Publicado em 28/04/2026
Foto: Reprodução
Por Redação
JORDÃO – O Ministério Público do Estado do Acre (MPAC), por meio do Grupo de Atuação Especial de Defesa do Meio Ambiente (Gaema), instaurou oficialmente um inquérito civil nesta segunda-feira (27) para apurar as causas e responsabilidades pelo vazamento de 15 mil litros de óleo diesel no Rio Tarauacá. O desastre ambiental ocorreu na última sexta-feira (24), após o naufrágio de uma embarcação que estava atracada no município do Jordão.

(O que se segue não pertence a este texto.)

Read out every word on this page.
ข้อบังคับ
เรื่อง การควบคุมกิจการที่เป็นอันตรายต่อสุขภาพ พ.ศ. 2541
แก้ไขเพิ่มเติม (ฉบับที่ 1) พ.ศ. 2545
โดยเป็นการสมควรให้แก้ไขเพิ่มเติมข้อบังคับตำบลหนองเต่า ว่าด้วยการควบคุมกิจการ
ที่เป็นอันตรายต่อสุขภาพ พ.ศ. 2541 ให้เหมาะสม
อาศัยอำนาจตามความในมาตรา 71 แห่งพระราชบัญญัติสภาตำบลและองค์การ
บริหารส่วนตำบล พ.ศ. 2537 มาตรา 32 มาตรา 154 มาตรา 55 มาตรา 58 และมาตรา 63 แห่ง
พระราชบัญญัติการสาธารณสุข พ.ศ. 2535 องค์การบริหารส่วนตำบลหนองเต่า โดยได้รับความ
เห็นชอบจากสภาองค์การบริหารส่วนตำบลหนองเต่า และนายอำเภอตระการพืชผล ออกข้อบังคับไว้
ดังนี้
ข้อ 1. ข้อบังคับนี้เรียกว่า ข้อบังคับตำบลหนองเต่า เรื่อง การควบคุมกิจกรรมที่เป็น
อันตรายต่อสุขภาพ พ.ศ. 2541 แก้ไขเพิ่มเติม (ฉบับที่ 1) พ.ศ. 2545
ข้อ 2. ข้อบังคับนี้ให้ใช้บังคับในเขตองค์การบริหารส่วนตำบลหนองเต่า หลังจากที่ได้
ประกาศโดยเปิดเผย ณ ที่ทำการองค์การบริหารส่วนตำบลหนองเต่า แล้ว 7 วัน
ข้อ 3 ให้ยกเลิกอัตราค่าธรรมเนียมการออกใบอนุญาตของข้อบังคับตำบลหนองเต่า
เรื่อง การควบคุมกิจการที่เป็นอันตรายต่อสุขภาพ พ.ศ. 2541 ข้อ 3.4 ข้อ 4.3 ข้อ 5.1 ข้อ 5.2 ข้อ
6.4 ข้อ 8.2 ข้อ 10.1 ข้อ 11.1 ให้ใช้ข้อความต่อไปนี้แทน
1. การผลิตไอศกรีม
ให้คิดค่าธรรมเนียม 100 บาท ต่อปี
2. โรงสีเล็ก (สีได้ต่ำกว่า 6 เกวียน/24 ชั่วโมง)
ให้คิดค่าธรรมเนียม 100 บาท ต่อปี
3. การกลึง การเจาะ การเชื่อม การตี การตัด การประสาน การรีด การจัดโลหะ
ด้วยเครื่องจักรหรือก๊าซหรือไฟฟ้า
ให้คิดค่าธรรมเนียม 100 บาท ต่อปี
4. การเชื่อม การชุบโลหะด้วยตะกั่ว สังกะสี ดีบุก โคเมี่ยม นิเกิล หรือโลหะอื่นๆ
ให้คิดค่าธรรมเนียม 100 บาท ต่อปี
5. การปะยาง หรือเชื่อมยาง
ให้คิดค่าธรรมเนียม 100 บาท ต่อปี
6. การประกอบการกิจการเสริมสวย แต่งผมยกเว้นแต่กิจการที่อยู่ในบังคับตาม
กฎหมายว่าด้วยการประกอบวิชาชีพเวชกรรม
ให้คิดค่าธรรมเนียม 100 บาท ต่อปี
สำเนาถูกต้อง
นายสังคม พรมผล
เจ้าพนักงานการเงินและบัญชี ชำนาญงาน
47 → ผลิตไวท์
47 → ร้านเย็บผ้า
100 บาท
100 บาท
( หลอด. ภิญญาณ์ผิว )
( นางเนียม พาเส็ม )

A investigação busca mensurar a extensão dos danos e identificar as responsabilidades civis, administrativas e penais. O MPAC já acionou órgãos de fiscalização e saúde, incluindo o Imac, Ibama, Sema e a Marinha do Brasil, exigindo laudos técnicos sobre o impacto sanitário e a regularidade da carga transportada.
Estado de Emergência e Crise Hídrica
Diante da gravidade do incidente, o prefeito do Jordão, Naudo Ribeiro (PP), decretou situação de emergência por um período de 180 dias. A medida foi tomada devido ao fato de grande parte da população local consumir água diretamente do manancial atingido.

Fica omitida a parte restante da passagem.